Nel nostro paese, purtroppo, la fiducia è un terreno arido da tempo, un albero dalle radici poco profonde e rinsecchite. I recenti eventi politici, con una crisi di governo giudicata inutile dal 66 per cento degli italiani (fonte Ipsos, dati presentati a Di Martedì del 2 febbraio), non possono che portare nuova acqua al mulino della disaffezione e del disincanto. La carenza di fiducia, in Italia, coinvolge molteplici aspetti e soggetti. Un primo aspetto è quello relativo all’insediarsi di un pericoloso sentimento di diffidenza generalizzata. Il 64 per cento delle persone concorda con quanti affermano: «Non mi fido più di nessuno, né delle banche, né delle imprese né degli imprenditori. Tutti cercano di fregarmi». Una dimensione che è minore solamente tra i giovani (56 per cento), mentre cresce al 71 per cento tra gli over cinquantenni. Nel confronto tra i diversi territori dell’Italia, la presenza di sentimenti di sfiducia generalizzata è forte nelle isole (79 per cento), ma permane intorno a 60 per cento in tutte le altre aree. Lungo la piramide sociale invece, i maggiori tassi di fiducia albergano nei ceti economicamente più solidi (50 per cento nel ceto medio), mentre lo scoraggiamento attanaglia i segmenti sociali più deboli. Le pulsioni orientate al «tutti cercano di fregarmi» sono al 69 per cento nel ceto medio-basso e sale all’81 per cento nei ceti bassi.

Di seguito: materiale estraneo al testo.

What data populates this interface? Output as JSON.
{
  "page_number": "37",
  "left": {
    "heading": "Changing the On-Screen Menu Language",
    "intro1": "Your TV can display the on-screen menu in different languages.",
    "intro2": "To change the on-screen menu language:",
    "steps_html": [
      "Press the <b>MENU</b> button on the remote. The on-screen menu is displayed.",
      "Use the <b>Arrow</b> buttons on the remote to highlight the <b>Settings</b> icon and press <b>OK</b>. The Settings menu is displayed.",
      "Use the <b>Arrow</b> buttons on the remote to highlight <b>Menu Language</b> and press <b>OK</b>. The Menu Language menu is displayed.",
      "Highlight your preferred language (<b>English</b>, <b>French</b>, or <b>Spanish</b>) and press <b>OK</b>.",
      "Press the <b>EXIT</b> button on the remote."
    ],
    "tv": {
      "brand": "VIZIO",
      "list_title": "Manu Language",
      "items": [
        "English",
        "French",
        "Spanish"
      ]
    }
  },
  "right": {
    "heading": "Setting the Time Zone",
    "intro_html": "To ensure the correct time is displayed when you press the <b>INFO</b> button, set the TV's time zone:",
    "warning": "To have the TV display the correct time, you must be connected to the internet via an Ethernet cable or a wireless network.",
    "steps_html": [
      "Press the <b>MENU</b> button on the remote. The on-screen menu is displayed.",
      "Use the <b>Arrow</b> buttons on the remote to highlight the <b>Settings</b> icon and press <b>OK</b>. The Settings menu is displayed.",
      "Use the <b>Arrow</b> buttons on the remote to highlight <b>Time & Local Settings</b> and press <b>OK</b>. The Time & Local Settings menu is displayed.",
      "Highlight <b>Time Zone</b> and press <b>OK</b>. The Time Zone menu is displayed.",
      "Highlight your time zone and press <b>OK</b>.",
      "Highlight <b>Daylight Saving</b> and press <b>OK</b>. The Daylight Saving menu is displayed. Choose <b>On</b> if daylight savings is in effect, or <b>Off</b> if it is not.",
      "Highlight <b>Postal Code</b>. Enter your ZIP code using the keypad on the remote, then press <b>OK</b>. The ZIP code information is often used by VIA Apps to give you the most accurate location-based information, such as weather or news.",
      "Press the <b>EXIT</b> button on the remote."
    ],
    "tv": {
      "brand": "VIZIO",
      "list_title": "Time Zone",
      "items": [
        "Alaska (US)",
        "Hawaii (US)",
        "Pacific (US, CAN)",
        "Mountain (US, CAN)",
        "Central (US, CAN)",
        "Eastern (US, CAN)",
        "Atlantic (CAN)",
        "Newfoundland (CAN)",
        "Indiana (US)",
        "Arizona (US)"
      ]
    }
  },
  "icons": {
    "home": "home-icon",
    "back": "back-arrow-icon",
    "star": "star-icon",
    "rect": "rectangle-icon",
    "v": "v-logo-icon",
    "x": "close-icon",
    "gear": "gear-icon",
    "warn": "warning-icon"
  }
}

Una politica troppo lontana

Il deficit di fiducia nel nostro paese è una dimensione pervasiva e coinvolge i partiti, le élite imprenditoriali e tecnocratiche, nonché chi sta al governo, a prescindere dal colore politico. Rispetto alle forze politiche, l’84 per cento ritiene che i «partiti e i politici non si preoccupano delle persone comuni». Un dato che sale all’89 per cento nel ceto medio-basso. Duro è anche il giudizio nei confronti degli esperti e dei tecnocrati. Il numero di persone che ritiene «gli esperti in questo paese» lontani e non in grado di capire «la vita delle persone come me» si attesta al 76 per cento. I livelli di diffidenza verso le élite culturali ed economiche sono al calor bianco tra i ceti bassi e popolari (87 per cento), tra il ceto medio-basso (83 per cento), tra gli over 50 anni (80 per cento) e al Sud (79 per cento). Molto forte è, infine, la sensazione che nessun tipo di governo sia in grado di comprendere e difendere gli interessi e i bisogni delle persone comuni. Su questo fronte si colloca il 75 per cento del Paese. Le differenze nelle percezioni vedono schierati nelle divisioni degli scoraggiati gli over 50enni (79 per cento) e al Sud (78 per cento). Il vero concentrato di sfiducia, però, lo incontriamo nei ceti bassi, con una quota che arriva all’89 per cento.

Ricostruire la fiducia

Il sociologo tedesco Niklas Luhmann, nel suo libro sui «Sistemi sociali», assegna al tema della fiducia un significato di ampia portata. Per l’autore dare fiducia corrisponde ad aumentare «il potenziale di azione, disponendo di un margine maggiore di combinazioni e conseguendone una più elevata razionalità comportamentale». La fiducia è un tratto essenziale, indispensabile, per affrontare periodi di crisi complessiva (sociale, economica e individuale) come quello che il Covid-19 sta facendo vivere a milioni di persone. Essa è il tratto basilare, l’arché, per incentivare la collaborazione tra le persone, la ripresa relazionale, la rigenerazione economica e la tenuta sociale. Non ci potrà essere ripresa economica dell’Italia, né rinascita sociale, né crescita per marchi e brand, se non ci sarà una palingenesi del senso di fiducia. Citando le parole dello scrittore americano Stephen M.R. Covey, dobbiamo essere coscienti che oggi più che mai, di fronte a tutto quello che sta accadendo, è fondamentale che le persone, le imprese, la politica creino, ricostruiscano, trasmettano fiducia a tutti i livelli.